For those who remained in Myanmar, the situation gradually deteriorated. Following the coup d’état on Feb. 1, 2021, the military once again took control of the country. Freedom of movement, education and livelihood became even more restricted and the Rohingya, being the poorest, would continue to disproportionately experience the effects of Myanmar’s severe economic recession, resulting from internal turmoil.

Canada initially showed leadership in the Rohingya crisis, by declaring the situation a genocide, rescinding the honourary Canadian citizenship of Myanmar leader Aung San Su Kyi and committing $300 million in humanitarian aid for Rohingya refugees.

But since then, Canada has been absent from the international forums where the plight of the Rohingya is being addressed.

Canada can become a party to the current cases concerning Rohingya genocide that are open in the International Criminal Court and the International Court of Justice, a promise that Canada has made a few times but hasn’t yet delivered. Canada can also ensure, as an impartial entity, that the Rohingya have a place in the democratic groups it supports in Myanmar.

Canada can also leverage its relations with countries such as India that host large populations of Rohingya refugees to demand they are treated with dignity and provided with their basic human rights. Canada can rally its allies to provide monetary support to the United Nations High Commission for Refugees, which has appealed for the remaining half of the $880 million required to sustain the refugee camps for 2022.

At the very least, Canada can advocate for access to education for young Rohingya refugees living in the camps. Nearly half a million children are deprived of education, according to a recent statement by Human Rights Watch. When the current minister of international development took office, he explicitly expressed interest in the education of marginalized children around the world in his mandate letter, an issue that the Rohingya community has known well.

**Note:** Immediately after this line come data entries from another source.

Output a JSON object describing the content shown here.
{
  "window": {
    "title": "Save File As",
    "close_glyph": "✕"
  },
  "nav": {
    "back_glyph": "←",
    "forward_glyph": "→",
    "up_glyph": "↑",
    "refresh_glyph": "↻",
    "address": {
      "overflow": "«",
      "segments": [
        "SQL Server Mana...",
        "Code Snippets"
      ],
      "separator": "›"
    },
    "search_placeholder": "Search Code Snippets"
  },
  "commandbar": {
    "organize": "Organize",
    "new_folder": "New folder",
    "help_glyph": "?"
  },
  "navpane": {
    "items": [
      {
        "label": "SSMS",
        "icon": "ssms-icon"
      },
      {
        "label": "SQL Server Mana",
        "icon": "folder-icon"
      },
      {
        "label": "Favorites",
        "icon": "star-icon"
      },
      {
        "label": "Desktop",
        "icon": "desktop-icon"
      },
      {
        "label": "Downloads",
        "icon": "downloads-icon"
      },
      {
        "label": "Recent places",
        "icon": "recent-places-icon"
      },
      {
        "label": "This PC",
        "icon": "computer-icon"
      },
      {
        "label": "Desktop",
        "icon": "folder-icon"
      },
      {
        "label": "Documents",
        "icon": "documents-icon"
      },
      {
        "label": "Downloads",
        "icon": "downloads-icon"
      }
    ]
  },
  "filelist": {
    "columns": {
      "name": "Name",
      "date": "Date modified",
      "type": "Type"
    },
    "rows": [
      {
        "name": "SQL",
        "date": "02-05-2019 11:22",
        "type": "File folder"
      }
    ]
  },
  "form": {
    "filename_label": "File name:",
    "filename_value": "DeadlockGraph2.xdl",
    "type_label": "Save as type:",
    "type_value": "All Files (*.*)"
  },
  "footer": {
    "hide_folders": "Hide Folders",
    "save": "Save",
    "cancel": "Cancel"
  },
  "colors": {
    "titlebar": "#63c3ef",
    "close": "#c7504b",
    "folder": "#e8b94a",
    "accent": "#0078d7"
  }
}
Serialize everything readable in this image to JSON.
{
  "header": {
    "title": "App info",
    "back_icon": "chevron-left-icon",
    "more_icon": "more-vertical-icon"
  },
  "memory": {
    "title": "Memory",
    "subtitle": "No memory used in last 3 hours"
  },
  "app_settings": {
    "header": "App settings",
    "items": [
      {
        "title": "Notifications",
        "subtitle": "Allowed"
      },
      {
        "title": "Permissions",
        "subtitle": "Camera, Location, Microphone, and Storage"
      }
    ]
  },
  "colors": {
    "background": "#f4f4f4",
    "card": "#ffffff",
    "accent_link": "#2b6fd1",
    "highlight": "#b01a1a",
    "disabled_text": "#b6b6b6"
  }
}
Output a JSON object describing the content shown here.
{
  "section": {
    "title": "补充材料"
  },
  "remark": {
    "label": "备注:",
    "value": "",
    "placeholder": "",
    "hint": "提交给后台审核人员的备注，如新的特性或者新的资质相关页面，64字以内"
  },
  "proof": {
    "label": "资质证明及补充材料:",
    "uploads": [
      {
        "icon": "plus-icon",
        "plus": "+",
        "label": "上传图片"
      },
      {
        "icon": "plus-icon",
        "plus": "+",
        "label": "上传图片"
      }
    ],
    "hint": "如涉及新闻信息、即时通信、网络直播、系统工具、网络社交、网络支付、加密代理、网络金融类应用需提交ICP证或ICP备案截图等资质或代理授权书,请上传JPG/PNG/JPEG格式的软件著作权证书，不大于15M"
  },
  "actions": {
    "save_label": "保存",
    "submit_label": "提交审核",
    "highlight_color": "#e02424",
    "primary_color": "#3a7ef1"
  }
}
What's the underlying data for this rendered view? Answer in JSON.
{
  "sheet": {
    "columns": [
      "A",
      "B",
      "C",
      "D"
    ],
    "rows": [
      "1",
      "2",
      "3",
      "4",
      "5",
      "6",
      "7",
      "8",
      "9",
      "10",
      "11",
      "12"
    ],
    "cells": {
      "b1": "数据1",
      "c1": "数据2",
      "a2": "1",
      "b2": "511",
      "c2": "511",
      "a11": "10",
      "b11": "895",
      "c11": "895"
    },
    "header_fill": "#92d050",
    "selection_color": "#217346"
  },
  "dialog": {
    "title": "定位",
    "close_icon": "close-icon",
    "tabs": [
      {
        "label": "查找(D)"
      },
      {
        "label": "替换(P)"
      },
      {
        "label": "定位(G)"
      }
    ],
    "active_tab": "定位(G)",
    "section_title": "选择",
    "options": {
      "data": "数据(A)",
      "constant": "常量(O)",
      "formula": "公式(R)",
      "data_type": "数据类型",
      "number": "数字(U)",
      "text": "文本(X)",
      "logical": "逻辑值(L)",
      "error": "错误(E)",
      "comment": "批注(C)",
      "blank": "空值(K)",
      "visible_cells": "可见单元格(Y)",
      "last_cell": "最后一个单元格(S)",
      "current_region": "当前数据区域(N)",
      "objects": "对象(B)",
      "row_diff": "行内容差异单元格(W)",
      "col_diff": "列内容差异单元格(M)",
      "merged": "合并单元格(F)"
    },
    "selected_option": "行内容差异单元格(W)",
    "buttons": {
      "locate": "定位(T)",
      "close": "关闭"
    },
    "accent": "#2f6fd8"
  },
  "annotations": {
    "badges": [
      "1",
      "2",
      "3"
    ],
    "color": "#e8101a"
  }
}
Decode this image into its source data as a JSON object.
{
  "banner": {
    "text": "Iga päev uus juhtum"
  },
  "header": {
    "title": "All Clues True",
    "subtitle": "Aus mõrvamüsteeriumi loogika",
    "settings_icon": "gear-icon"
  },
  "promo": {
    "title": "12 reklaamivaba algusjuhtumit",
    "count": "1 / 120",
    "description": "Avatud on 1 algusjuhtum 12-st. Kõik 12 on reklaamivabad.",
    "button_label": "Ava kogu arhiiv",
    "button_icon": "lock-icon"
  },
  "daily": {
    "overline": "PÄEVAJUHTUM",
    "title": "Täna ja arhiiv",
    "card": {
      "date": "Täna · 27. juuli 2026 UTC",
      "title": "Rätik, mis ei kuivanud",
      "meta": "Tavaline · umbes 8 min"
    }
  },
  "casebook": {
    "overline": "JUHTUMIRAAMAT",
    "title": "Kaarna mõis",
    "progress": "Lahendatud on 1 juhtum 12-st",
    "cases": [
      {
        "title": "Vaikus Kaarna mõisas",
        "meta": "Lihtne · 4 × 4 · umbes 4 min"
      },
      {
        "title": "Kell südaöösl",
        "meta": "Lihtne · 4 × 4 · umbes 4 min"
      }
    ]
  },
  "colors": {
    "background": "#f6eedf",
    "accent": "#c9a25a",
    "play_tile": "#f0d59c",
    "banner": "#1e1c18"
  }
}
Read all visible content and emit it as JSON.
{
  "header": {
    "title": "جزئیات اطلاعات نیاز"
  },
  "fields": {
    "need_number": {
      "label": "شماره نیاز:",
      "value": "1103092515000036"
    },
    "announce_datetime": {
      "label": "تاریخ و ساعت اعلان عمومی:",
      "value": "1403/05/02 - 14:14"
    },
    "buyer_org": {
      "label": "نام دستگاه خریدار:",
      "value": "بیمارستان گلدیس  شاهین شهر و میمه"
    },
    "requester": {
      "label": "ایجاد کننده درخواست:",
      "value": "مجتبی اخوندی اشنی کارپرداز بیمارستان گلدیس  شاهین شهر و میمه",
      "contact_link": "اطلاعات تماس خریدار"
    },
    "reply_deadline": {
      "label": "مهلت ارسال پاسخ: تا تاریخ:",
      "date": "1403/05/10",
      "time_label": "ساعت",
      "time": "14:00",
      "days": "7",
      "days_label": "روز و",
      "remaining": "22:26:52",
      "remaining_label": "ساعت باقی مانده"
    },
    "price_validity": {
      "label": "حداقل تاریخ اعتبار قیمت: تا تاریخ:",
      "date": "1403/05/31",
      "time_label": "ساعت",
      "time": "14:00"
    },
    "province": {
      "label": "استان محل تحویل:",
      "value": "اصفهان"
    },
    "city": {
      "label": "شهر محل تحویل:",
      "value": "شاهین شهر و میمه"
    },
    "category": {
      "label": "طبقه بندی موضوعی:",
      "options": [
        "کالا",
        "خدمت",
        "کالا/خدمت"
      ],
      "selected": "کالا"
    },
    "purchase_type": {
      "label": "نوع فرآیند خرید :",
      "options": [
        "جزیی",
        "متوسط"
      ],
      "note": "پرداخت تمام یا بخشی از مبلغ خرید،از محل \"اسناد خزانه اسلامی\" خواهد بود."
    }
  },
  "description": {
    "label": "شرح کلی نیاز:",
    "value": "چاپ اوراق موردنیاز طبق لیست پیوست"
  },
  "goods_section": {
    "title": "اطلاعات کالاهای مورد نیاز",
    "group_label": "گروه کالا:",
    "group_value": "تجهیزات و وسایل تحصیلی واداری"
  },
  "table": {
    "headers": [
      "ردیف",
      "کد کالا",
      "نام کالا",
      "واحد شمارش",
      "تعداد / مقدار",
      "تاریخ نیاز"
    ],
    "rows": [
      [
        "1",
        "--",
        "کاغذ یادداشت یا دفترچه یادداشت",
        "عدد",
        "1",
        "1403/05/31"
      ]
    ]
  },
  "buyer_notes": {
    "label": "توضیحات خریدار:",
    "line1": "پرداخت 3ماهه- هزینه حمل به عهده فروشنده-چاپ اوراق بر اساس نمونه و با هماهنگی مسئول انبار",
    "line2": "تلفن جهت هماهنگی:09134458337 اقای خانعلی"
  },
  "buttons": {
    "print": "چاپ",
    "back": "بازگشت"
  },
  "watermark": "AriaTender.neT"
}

Support for the education of young Rohingya refugees would, at the very least, give hope to these children that their future can look different than their present and their past.

Raïss Tinmaung is a Rohingya from Toronto. He has led campaigns, petitions, peaceful rallies, and new chapter formations of RHRN across Canada. He is a renowned speaker at Rohingya forums and interviews, and his writings have been published in both national and international journals and newspapers.